Aurelio Ochoa, an Humala appointee in charge of energy concessions, told Reuters he personally supports the proposed consultation law.
Pizango said enacting a consultation law would give indigenous communities more influence over how their lands are used but might not be enough to curb widespread opposition to energy extraction in the Amazon.
More than 200 towns have organized to stop mining or oil projects in Peru. In numerous cases, violence has erupted, causing at least 100 deaths in the past 3-1/2 years, according to the government's human rights office.
The conflicts threaten to delay some of the $50 billion companies plan to spend on natural resource projects in Peru over the next decade.
A clash between police and indigenous protesters in the northern Amazon town of Bagua killed 33 people in June 2009, the low point of Garcia's presidency. His government accused Pizango of fomenting the violence and blamed leftist presidents in the region for encouraging the unrest.
"I feel the people are increasingly convinced that the only way to be heard is through their protests," Pizango said. "They want an end to traditional politics ... not just dialogue."
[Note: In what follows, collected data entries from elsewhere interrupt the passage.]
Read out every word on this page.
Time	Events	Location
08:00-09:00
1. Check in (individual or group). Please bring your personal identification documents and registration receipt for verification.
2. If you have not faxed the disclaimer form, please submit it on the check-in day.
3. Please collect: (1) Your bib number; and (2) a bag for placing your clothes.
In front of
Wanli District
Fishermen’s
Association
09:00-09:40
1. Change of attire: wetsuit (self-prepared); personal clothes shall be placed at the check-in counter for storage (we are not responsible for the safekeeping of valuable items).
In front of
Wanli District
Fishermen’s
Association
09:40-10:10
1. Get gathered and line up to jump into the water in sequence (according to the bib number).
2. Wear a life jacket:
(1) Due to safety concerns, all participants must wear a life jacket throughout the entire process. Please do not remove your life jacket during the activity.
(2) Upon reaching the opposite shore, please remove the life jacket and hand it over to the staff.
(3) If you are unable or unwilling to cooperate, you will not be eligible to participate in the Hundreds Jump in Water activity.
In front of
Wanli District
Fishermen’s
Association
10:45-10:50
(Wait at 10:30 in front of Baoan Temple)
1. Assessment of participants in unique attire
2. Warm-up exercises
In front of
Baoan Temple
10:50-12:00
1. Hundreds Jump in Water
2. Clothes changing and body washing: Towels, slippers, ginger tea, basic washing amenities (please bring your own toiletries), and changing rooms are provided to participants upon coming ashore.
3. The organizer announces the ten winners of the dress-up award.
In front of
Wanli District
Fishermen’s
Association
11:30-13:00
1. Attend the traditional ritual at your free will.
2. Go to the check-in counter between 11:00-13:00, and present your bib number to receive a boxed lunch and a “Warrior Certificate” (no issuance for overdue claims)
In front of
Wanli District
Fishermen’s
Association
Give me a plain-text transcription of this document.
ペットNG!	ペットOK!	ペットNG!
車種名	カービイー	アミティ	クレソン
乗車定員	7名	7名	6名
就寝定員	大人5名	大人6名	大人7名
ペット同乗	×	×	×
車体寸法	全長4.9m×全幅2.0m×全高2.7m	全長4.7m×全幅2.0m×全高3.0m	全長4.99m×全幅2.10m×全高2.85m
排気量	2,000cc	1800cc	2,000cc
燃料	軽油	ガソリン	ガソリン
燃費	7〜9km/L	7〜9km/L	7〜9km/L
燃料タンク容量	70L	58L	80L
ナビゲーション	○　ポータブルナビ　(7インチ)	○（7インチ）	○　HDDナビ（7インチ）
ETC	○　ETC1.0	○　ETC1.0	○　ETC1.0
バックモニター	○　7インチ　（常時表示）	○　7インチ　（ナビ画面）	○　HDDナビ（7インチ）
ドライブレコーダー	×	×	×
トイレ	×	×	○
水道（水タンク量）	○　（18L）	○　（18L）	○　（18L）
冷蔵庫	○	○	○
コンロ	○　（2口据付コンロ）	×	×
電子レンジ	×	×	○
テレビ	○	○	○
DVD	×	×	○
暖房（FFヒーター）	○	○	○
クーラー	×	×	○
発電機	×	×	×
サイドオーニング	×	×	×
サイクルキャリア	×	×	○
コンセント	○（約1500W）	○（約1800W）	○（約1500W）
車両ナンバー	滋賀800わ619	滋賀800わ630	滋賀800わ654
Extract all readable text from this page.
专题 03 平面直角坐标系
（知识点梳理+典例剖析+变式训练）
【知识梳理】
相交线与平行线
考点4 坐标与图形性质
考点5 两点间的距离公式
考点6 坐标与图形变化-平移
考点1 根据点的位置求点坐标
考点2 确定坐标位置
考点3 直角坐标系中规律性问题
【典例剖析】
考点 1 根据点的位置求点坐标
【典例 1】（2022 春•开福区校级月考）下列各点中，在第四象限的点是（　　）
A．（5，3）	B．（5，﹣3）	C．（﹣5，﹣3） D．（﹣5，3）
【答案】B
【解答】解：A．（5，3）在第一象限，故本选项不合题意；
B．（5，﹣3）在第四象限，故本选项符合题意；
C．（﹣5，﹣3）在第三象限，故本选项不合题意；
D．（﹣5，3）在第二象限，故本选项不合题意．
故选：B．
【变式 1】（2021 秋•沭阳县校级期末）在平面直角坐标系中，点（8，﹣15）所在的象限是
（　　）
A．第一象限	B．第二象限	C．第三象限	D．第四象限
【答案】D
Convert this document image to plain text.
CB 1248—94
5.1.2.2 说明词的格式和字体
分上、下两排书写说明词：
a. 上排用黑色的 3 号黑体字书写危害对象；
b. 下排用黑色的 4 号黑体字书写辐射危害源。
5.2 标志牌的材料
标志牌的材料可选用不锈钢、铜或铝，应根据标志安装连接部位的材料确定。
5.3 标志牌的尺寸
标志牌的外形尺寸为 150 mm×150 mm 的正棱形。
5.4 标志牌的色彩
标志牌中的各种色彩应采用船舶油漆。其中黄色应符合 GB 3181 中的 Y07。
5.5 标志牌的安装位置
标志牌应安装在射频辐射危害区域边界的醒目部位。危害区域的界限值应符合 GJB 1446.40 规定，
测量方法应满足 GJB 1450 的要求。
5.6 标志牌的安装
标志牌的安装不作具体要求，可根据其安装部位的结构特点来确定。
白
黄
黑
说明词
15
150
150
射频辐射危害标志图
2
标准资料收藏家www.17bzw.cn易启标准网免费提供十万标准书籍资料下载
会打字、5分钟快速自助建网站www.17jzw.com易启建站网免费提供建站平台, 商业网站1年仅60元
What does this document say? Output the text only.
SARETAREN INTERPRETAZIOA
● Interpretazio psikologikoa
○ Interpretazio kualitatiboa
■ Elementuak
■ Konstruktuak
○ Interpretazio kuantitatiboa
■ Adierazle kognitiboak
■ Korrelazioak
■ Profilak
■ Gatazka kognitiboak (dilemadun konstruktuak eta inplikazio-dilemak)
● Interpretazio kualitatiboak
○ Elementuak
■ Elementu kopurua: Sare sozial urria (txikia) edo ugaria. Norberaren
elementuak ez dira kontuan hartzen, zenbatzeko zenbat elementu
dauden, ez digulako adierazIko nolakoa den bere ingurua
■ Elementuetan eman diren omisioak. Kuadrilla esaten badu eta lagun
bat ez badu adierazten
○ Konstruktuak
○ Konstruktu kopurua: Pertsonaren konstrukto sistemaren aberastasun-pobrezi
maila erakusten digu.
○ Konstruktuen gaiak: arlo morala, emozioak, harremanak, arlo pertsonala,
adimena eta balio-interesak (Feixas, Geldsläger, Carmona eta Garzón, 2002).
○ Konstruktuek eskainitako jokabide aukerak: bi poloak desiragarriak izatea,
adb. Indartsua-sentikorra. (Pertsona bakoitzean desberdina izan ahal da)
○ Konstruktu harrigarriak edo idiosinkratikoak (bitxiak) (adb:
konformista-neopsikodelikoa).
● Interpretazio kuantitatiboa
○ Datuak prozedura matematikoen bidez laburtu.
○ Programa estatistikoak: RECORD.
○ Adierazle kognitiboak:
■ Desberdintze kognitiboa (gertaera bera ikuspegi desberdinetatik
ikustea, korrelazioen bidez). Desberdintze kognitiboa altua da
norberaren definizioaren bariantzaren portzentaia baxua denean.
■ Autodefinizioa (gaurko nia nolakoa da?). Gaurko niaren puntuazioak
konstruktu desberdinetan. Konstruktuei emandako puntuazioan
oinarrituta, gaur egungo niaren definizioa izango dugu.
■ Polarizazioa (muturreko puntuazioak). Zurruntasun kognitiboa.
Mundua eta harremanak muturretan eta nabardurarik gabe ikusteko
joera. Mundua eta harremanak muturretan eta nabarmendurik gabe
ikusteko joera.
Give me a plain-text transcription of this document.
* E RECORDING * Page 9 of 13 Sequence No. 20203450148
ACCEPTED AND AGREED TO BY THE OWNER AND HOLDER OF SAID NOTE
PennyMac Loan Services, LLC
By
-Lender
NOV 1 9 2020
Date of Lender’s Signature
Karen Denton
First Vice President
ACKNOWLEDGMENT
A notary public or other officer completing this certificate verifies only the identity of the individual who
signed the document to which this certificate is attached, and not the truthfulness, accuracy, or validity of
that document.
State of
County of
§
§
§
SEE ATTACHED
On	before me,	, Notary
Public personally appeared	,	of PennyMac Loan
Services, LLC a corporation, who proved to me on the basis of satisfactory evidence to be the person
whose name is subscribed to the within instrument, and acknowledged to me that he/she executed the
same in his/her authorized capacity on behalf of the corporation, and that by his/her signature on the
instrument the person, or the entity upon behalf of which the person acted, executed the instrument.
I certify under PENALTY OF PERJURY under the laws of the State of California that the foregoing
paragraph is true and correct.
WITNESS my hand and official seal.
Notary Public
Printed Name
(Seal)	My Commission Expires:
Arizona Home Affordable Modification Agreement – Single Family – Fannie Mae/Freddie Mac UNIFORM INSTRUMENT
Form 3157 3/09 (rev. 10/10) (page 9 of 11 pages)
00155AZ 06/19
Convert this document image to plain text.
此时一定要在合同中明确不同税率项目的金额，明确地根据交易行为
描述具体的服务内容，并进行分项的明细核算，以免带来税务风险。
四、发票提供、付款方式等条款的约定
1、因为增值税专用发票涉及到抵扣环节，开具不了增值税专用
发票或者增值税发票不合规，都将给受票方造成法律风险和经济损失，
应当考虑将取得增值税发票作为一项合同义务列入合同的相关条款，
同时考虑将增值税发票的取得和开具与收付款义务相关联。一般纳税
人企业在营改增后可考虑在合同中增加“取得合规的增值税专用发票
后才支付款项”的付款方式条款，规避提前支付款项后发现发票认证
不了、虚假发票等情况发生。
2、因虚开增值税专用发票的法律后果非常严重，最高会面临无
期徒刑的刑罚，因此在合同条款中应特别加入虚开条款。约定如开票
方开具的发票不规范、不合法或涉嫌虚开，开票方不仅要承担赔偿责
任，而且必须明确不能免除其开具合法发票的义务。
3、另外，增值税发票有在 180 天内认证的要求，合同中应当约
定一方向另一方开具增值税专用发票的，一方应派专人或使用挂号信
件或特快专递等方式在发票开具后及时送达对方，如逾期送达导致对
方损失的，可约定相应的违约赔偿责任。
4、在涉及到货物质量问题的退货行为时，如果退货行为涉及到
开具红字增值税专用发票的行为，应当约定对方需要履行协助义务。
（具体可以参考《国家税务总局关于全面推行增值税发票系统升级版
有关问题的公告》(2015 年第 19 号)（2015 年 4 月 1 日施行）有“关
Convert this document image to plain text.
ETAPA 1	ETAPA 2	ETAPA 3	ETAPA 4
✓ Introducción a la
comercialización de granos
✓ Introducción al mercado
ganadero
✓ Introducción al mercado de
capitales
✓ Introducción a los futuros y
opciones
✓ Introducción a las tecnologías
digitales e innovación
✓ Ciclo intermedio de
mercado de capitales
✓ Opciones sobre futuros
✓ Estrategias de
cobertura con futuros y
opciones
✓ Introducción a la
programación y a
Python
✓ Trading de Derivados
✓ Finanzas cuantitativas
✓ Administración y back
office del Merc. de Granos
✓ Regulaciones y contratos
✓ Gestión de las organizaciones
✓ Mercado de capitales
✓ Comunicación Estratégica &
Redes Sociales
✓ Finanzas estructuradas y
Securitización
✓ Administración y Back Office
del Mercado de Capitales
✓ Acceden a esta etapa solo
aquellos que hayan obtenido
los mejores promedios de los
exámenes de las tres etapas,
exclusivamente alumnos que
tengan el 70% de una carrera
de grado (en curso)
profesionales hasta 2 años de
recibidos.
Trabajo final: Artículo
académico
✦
Others worry that tribes living in voluntary isolation from the outside world would suffer if virgin lands are opened up to drilling and mining.
Peru is home to one of the world's largest populations of so-called uncontacted tribes, advocacy groups say.
Peru has set up reserves to protect tribes that live in voluntary isolation. But Garcia's government said in some cases drilling was permitted in reserves, frustrating activists.
Humala's views on the reserves are not yet known, but activists working in the region are not especially optimistic.
"I'm not convinced Humala's going to stand up for people who don't have any power," said Gregor MacLennan of the group Amazon Watch. "I'm concerned about what's happening to the whole region. It's going to reach a tipping point."
The international advocacy group has complained that Pluspetrol, which operates two lots on the Camisea natural gas fields, explores inside reserve areas. Pluspetrol declined immediate comment.
Ochoa, the geologist managing concessions for Humala, says the reserves will be treated with "total respect" but he does plan to aggressively promote exploratory drilling in Peru, which he considers a "semi-explored" petroleum landscape.
"Remember that there are different types of reserves," he said. "There are some that are untouched and virgin, but others can see some extraction."